私は勇気がなかったのですが、母が振り返ると、鳥居の前以外は見通しもある程度良く、一本道なのに、先程すれ違ったはずの女性がいないと言い始めたのです。
 その瞬間、私と母は、自分たちが見たものが人間ではない何か、と思い、恐怖から全速力で走って帰宅。 私の兄にそのことを話しました。

 兄は当時働いていたバイト先の後輩にその話をし、後輩の彼が父親にその話をしたところ、彼のお父さんも同じ見た目の女性を、同じ鳥居の前で日が暮れる頃に見たことがあると聞いたそうです。
 兄はすぐに友人と写真を撮りに行きたいと言い出し、私と母がその女性を見た時間、場所をメモに書いて、家を飛び出しました。
 数時間して、夜中に兄が帰ってきたのですが、「しばらく粘ったけど、会えなかった」と、その女性には遭遇出来なかったらしく、パソコンで先程撮ってきたという、現場写真を整理しながら、「何も見つけられなかった」と頭を抱えていました。
 私も気になって兄の撮ってきた写真を見ていたんですが、どうやら鳥居をくぐった先の階段を登ると、祠があるらしく、祠の両側に中くらいの茂みがあり、右の茂みの下から青白く骨ばった人の左手が覗いていたのは、私しか気づいてないのかもしれないと思いました。
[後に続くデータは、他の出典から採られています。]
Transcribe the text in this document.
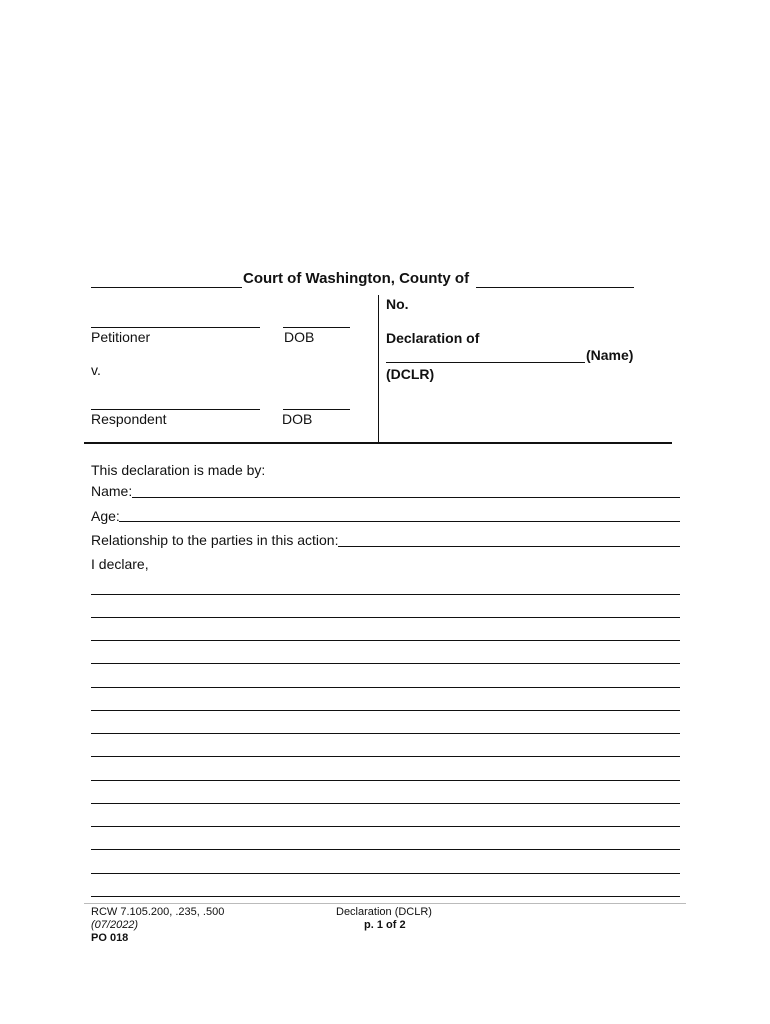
Court of Washington, County of
Petitioner	DOB
v.
Respondent	DOB
No.
Declaration of
(Name)
(DCLR)
This declaration is made by:
Name:
Age:
Relationship to the parties in this action:
I declare,
RCW 7.105.200, .235, .500
(07/2022)
PO 018
Declaration (DCLR)
p. 1 of 2
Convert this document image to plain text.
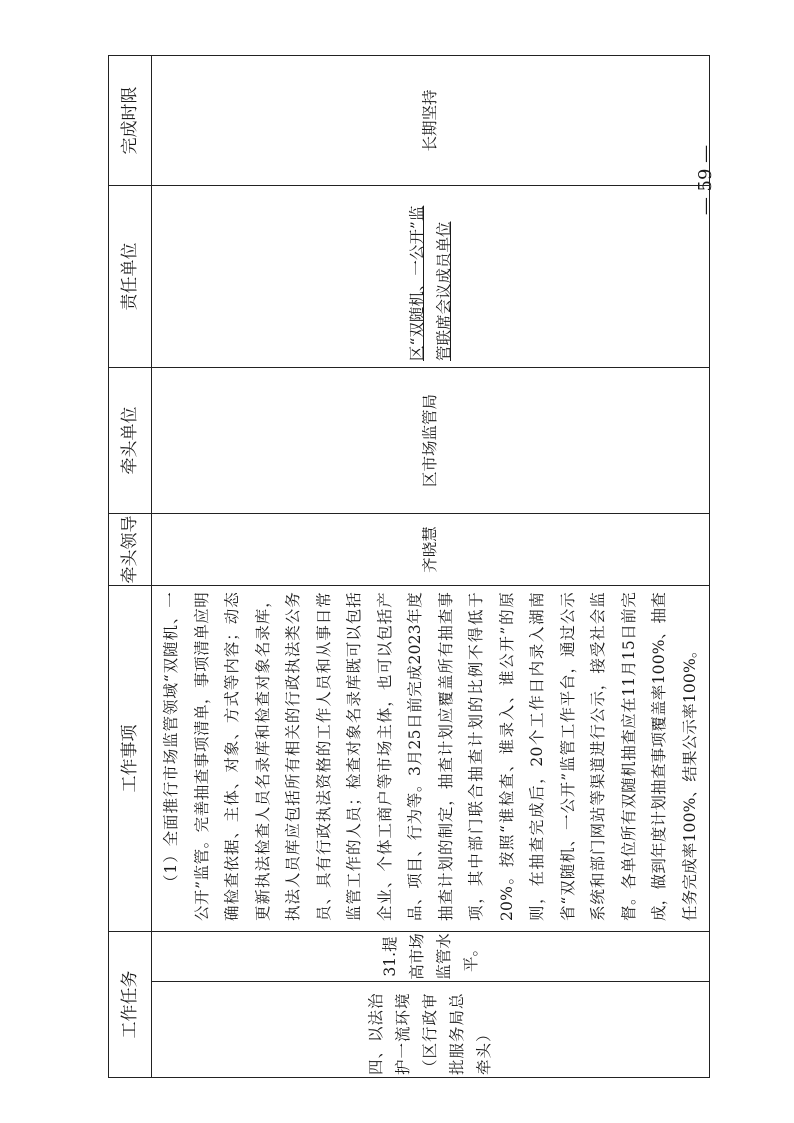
工作任务		工作事项	牵头领导	牵头单位	责任单位	完成时限
四、以法治护一流环境（区行政审批服务局总牵头）	31.提高市场监管水平。	（1）全面推行市场监管领域“双随机、一公开”监管。完善抽查事项清单，事项清单应明确检查依据、主体、对象、方式等内容；动态更新执法检查人员名录库和检查对象名录库，执法人员库应包括所有相关的行政执法类公务员、具有行政执法资格的工作人员和从事日常监管工作的人员；检查对象名录库既可以包括企业、个体工商户等市场主体，也可以包括产品、项目、行为等。3月25日前完成2023年度抽查计划的制定，抽查计划应覆盖所有抽查事项，其中部门联合抽查计划的比例不得低于20%。按照“谁检查、谁录入、谁公开”的原则，在抽查完成后，20个工作日内录入湖南省“双随机、一公开”监管工作平台，通过公示系统和部门网站等渠道进行公示，接受社会监督。各单位所有双随机抽查应在11月15日前完成，做到年度计划抽查事项覆盖率100%、抽查任务完成率100%、结果公示率100%。	齐晓慧	区市场监管局	区“双随机、一公开”监管联席会议成员单位	长期坚持
— 59 —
 今はもう当時使っていたパソコンも壊れて廃棄したのか、覚えていないのですが、USBもなく、写真がどこにあるのか、廃棄したパソコンと一緒に捨てたのか、データの在り処はわかりません。
 それまではそういう霊感的なものは全く感じることも見ることもなかったのですが、今思えばその時からそういうものが、たまに見えたり、聞こえたりし始めたのかもしれません。